Дни сменялись удручающе однообразно, томительно. Привычно лениво — без всяких чувств — перекатывались громы орудий. Лед залива синел от старости. Торосы, посеревшие в тенях землистого неба, уползали в сумрачную затерянность Балтики. Метели за горизонтом чудились берегами Гренландии.

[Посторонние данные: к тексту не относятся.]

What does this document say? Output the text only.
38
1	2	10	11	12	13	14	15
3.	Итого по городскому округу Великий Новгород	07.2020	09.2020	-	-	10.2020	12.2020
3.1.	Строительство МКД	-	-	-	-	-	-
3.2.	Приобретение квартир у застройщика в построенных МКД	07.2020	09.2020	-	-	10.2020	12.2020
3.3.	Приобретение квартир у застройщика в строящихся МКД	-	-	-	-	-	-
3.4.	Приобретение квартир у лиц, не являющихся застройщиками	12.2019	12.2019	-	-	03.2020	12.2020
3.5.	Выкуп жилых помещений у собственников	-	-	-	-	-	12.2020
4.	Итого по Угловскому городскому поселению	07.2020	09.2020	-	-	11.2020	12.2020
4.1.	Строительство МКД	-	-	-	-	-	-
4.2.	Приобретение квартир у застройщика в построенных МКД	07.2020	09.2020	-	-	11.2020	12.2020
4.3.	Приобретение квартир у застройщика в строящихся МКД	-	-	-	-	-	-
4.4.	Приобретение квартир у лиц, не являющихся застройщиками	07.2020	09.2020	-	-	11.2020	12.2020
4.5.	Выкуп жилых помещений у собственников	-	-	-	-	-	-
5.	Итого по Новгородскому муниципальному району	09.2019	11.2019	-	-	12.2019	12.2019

Ждать становилось не по силам. Нетерпение подавляло последнюю выдержку, и Кольку спасало лишь забытье, в которое научился он погружаться. Бездумно, механически он что-то делал, выполнял команды и приказания, но сердцем и мыслями выключался из жизни. Виделись ему отмели в сверкании моря, скрипучие флюгера на стожарских крышах, застенчивое лицо Елены в гроздьях черемухи… Нет, о черемухе лучше не думать: она напоминает кашель Андрея и его гнев… В самые легкие минуты виделся яростный бой, в котором гибли целые орды гитлеровцев — гибли от пламени его сердца, сгорающего дотла. В этом бою воплощалось новое Колькино счастье, и он, ушедший в себя, робко и радостно улыбался. Петру Лемеху, работавшему всегда рядом, порой приходилось его окликать по нескольку раз.

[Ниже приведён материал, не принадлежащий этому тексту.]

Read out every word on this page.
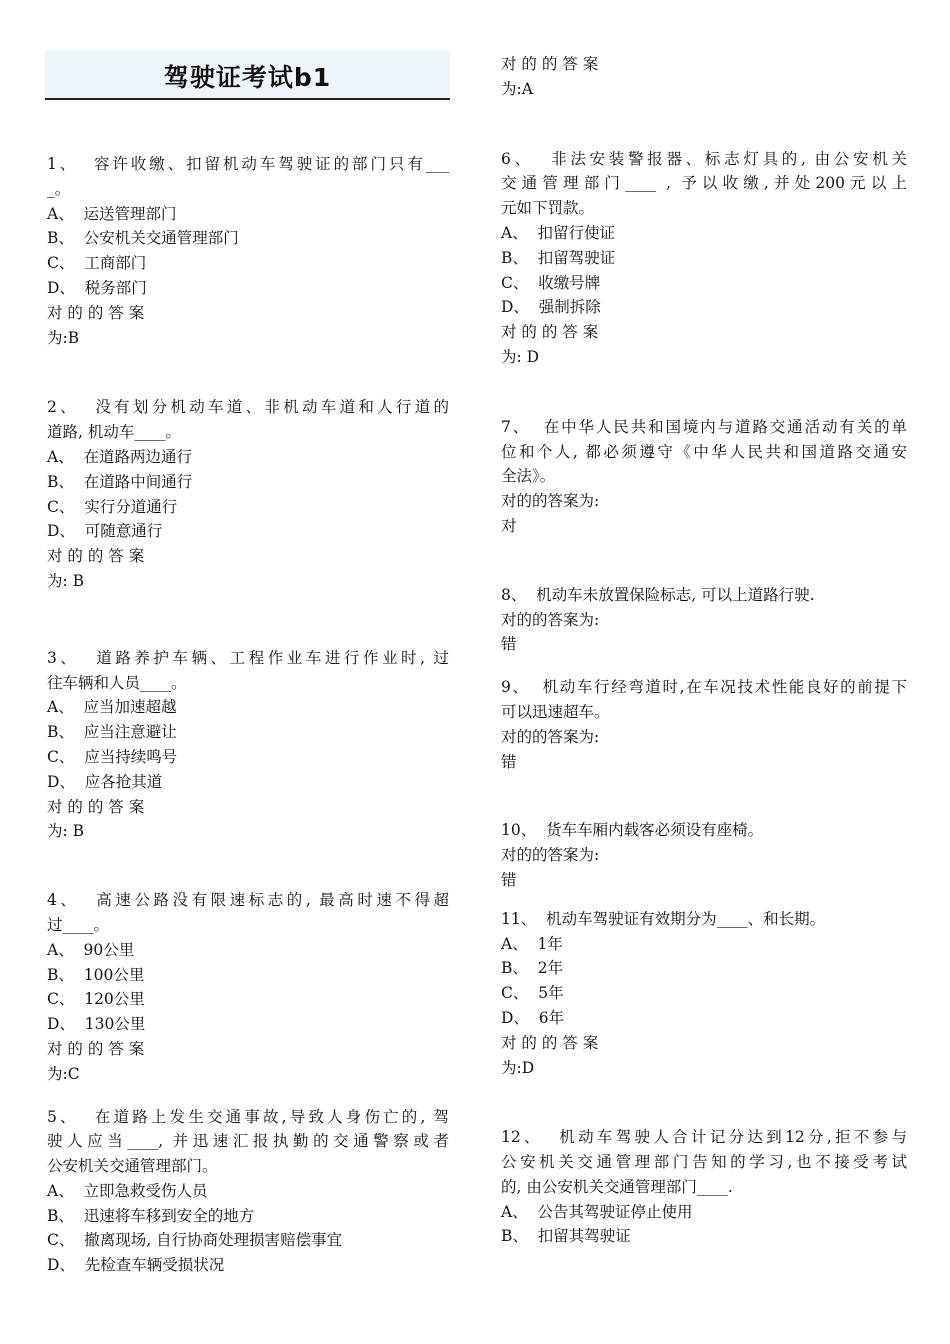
驾驶证考试b1
1、  容许收缴、扣留机动车驾驶证的部门只有___
_。
A、  运送管理部门
B、  公安机关交通管理部门
C、  工商部门
D、  税务部门
对 的 的 答 案
为:B
2、  没有划分机动车道、非机动车道和人行道的
道路, 机动车____。
A、  在道路两边通行
B、  在道路中间通行
C、  实行分道通行
D、  可随意通行
对 的 的 答 案
为: B
3、  道路养护车辆、工程作业车进行作业时, 过
往车辆和人员____。
A、  应当加速超越
B、  应当注意避让
C、  应当持续鸣号
D、  应各抢其道
对 的 的 答 案
为: B
4、  高速公路没有限速标志的, 最高时速不得超
过____。
A、  90公里
B、  100公里
C、  120公里
D、  130公里
对 的 的 答 案
为:C
5、  在道路上发生交通事故,导致人身伤亡的, 驾
驶人应当____, 并迅速汇报执勤的交通警察或者
公安机关交通管理部门。
A、  立即急救受伤人员
B、  迅速将车移到安全的地方
C、  撤离现场, 自行协商处理损害赔偿事宜
D、  先检查车辆受损状况
对 的 的 答 案
为:A
6、  非法安装警报器、标志灯具的, 由公安机关
交通管理部门____ , 予以收缴,并处200元以上
元如下罚款。
A、  扣留行使证
B、  扣留驾驶证
C、  收缴号牌
D、  强制拆除
对 的 的 答 案
为: D
7、  在中华人民共和国境内与道路交通活动有关的单
位和个人, 都必须遵守《中华人民共和国道路交通安
全法》。
对的的答案为:
对
8、  机动车未放置保险标志, 可以上道路行驶.
对的的答案为:
错
9、  机动车行经弯道时,在车况技术性能良好的前提下
可以迅速超车。
对的的答案为:
错
10、  货车车厢内载客必须设有座椅。
对的的答案为:
错
11、  机动车驾驶证有效期分为____、和长期。
A、  1年
B、  2年
C、  5年
D、  6年
对 的 的 答 案
为:D
12、  机动车驾驶人合计记分达到12分,拒不参与
公安机关交通管理部门告知的学习,也不接受考试
的, 由公安机关交通管理部门____.
A、  公告其驾驶证停止使用
B、  扣留其驾驶证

Он оживлялся лишь в те вечера, когда в кубрике возникали слухи о скором прибытии кораблей. Тогда Колька любовно поглаживал автомат и настойчиво размышлял о том, где бы еще раздобыть парочку дисков с патронами… Но слухи не подтверждались, и Колька вновь замыкался в себе. Февральские, скользящие по заливу ветры, монотонно гудевшие по ночам, доводили его до бешенства.

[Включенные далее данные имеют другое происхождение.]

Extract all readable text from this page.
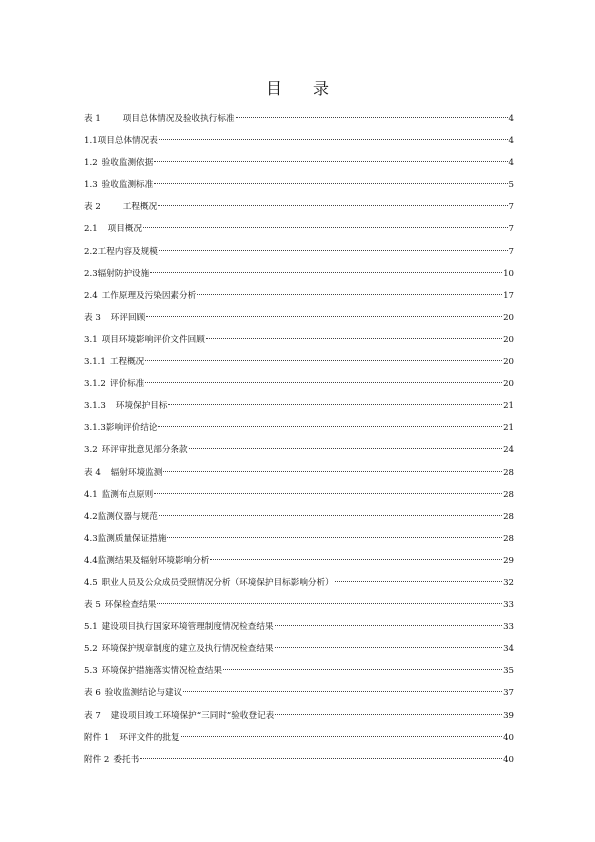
目 录
表 1	项目总体情况及验收执行标准	4
1.1项目总体情况表	4
1.2 验收监测依据	4
1.3 验收监测标准	5
表 2	工程概况	7
2.1 项目概况	7
2.2工程内容及规模	7
2.3辐射防护设施	10
2.4 工作原理及污染因素分析	17
表 3 环评回顾	20
3.1 项目环境影响评价文件回顾	20
3.1.1 工程概况	20
3.1.2 评价标准	20
3.1.3 环境保护目标	21
3.1.3影响评价结论	21
3.2 环评审批意见部分条款	24
表 4 辐射环境监测	28
4.1 监测布点原则	28
4.2监测仪器与规范	28
4.3监测质量保证措施	28
4.4监测结果及辐射环境影响分析	29
4.5 职业人员及公众成员受照情况分析（环境保护目标影响分析）	32
表 5 环保检查结果	33
5.1 建设项目执行国家环境管理制度情况检查结果	33
5.2 环境保护规章制度的建立及执行情况检查结果	34
5.3 环境保护措施落实情况检查结果	35
表 6 验收监测结论与建议	37
表 7 建设项目竣工环境保护“三同时”验收登记表	39
附件 1 环评文件的批复	40
附件 2 委托书	40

— Расскажи мне о Ленинграде, — попросил однажды Андрей. Колька удивленно взглянул на него, нехотя стал рассказывать. О блокадном Невском и мертвых людях на нем, о пустых дворах и промерзших лестницах, о саночных следах на снегу, сливающихся в сплошную дорогу скорби. Вспомнил снарядом разрушенный дом, плачущего мальчишку на мостовой и одинокий звон колокольчика над повисшей в сером провале дверью Сам не заметил, как начал вздрагивать голос, как слова наполнились гневом сердца. Над следами Еленкиных саночек вновь зашуршала поземка, которая подчеркивала одинаково и молчание города, и тишину кладбища. В этой поземке, пронзающей город, до ужаса просто раскрывалось все то, о чем ежедневно рассказывал политрук. Группа армий «Север», блокировавшая Ленинград, насчитывала тридцать дивизий, в том числе три механизированные и три танковые. Свыше шести тысяч орудий, авиационный корпус пикирующих бомбардировщиков генерал-полковника фон Рихтгофена обрушивали на осажденный город тонны смертоносного металла. В секретной директиве гитлеровской ставки командующему группой «Север», ставшей известной нашим разведчикам, указывалось прямо и недвусмысленно: «Фюрер решил стереть город Петербург с лица земли. После поражения Советской России нет никакого интереса для дальнейшего существования этого большого населенного пункта… Предположено тесно блокировать город и путем обстрела из артиллерии всех калибров и беспрерывной бомбежки с воздуха сравнять его с землей».